I sat down shakily on the door stoop.
“Fool!” I whispered to myself.
She tore a strip of birch rind off the junk and, holding it taut between her thumbs and forefingers, held it to her lips and blew on it, startling the air with a sharp whistle. She barked out laughing as I cringed, and giving her a bit of a smile, I rose from the stoop and idly walked up over the bank onto the road. Once there, I turned towards Haire’s Hollow and kept walking. There was nothing I wanted to do, and no one I wanted to see. Yet I kept walking. The sun popped a ray over the south-side hills, brightening the sky and chasing the morning shadows from around my feet. A thin dribble of smoke spurted from Aunt Drucie’s chimney, and I hurried past, not wanting her to see me walking by and not dropping in for tea. I kept walking, keeping to the smooth, rutted tire tracks. Down the last part of the hill, then along the road through Haire’s Hollow, past May Eveleigh’s store, the reverend’s house—empty, now, with Mrs. Ropson visiting Sid in St. John’s—the wharf, the spot on the water where Old Joe’s boat used to float. I paused for a moment. Doctor Hodgins was squat on the beach nearby, putting the finishing touches to a fresh coat of kelp-green paint on Old Joe’s boat, hauled up and flipped over, its keel to the sun. Past the clinic, the schoolhouse, the jailhouse, Shine’s makeshift grave on the hill just outside the graveyard, long since filled in and with a piece of clapboard nailed to the tree above it, like a tombstone, with the words “Guy Fawkes” stroked on it in white paint. And finally, the church.

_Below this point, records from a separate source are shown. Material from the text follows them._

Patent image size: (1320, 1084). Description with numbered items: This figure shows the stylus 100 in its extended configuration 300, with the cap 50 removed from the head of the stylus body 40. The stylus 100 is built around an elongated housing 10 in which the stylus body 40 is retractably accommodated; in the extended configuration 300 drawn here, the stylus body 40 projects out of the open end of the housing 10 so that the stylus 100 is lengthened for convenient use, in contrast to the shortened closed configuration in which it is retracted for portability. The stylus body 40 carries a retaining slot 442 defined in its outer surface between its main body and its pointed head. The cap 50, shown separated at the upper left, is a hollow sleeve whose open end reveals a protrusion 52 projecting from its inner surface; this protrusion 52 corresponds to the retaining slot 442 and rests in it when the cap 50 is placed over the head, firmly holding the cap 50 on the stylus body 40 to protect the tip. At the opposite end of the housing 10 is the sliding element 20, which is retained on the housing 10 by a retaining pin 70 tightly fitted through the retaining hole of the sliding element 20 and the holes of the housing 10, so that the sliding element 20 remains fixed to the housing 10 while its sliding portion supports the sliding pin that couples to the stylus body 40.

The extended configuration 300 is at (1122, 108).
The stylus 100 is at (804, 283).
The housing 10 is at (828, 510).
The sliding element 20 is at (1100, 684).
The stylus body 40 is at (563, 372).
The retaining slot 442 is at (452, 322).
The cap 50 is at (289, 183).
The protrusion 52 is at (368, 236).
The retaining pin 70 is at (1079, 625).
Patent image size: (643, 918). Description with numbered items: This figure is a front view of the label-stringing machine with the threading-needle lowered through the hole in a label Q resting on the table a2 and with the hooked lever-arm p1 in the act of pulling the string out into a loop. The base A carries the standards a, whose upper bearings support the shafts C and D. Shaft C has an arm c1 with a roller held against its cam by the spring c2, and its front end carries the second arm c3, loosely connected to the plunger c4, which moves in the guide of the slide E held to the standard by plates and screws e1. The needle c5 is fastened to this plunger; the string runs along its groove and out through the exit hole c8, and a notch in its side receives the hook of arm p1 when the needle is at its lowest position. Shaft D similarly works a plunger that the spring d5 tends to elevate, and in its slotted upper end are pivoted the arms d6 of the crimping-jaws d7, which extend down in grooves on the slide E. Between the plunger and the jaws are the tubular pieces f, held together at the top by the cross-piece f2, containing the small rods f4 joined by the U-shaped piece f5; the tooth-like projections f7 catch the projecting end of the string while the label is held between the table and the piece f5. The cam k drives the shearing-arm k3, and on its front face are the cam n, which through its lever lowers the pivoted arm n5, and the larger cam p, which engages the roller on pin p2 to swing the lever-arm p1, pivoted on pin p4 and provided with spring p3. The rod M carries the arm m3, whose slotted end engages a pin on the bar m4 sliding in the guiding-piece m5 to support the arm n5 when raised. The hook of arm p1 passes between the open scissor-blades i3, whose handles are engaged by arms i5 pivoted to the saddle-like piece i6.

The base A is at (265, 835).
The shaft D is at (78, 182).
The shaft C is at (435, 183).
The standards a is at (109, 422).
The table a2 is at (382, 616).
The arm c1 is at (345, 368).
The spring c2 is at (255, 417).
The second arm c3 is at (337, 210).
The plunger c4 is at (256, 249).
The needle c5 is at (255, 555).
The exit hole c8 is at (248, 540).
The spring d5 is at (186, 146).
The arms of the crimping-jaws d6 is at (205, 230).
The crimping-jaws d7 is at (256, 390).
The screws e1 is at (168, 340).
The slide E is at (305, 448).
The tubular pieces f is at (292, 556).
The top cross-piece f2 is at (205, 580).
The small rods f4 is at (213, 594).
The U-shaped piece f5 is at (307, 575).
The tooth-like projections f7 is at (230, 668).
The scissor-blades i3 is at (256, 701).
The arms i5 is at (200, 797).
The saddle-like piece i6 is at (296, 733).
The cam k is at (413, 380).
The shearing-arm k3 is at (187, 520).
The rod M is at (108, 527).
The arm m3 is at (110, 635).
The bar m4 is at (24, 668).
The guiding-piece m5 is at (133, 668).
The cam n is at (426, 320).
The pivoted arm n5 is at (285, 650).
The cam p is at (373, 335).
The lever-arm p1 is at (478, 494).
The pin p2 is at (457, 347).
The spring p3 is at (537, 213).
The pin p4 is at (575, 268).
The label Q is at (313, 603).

My step slowed. Then, without further thought, I walked up to the door and pulled it open. It was dark, shadowed inside, and silent. My breathing became shallow. Reaching out my hand, I trailed it across the back of the pew where Nan, me and Josie use to sit, as far away from the Reverend Ropson and his pointing finger as we could get. Slowly, I started walking up the aisle, my breathing of a sudden coming so fast I could scarcely keep up with it, past the pew where Margaret Eveleigh and her best friends sat, and then, where the upper-ups sat, and the very front pew where I sat with Doctor Hodgins the day of Nan’s funeral. I stopped there, looking up at the pulpit. I half expected to see the reverend standing there, his eyes raking over the congregation as he preached hell and damnation, and his tongue flicking over dry, bloodless lips. Surprisingly, I neither saw nor heard anything, only silence, muted, heavy silence. The door creaked open behind me, but I didn’t turn, knowing who it would be.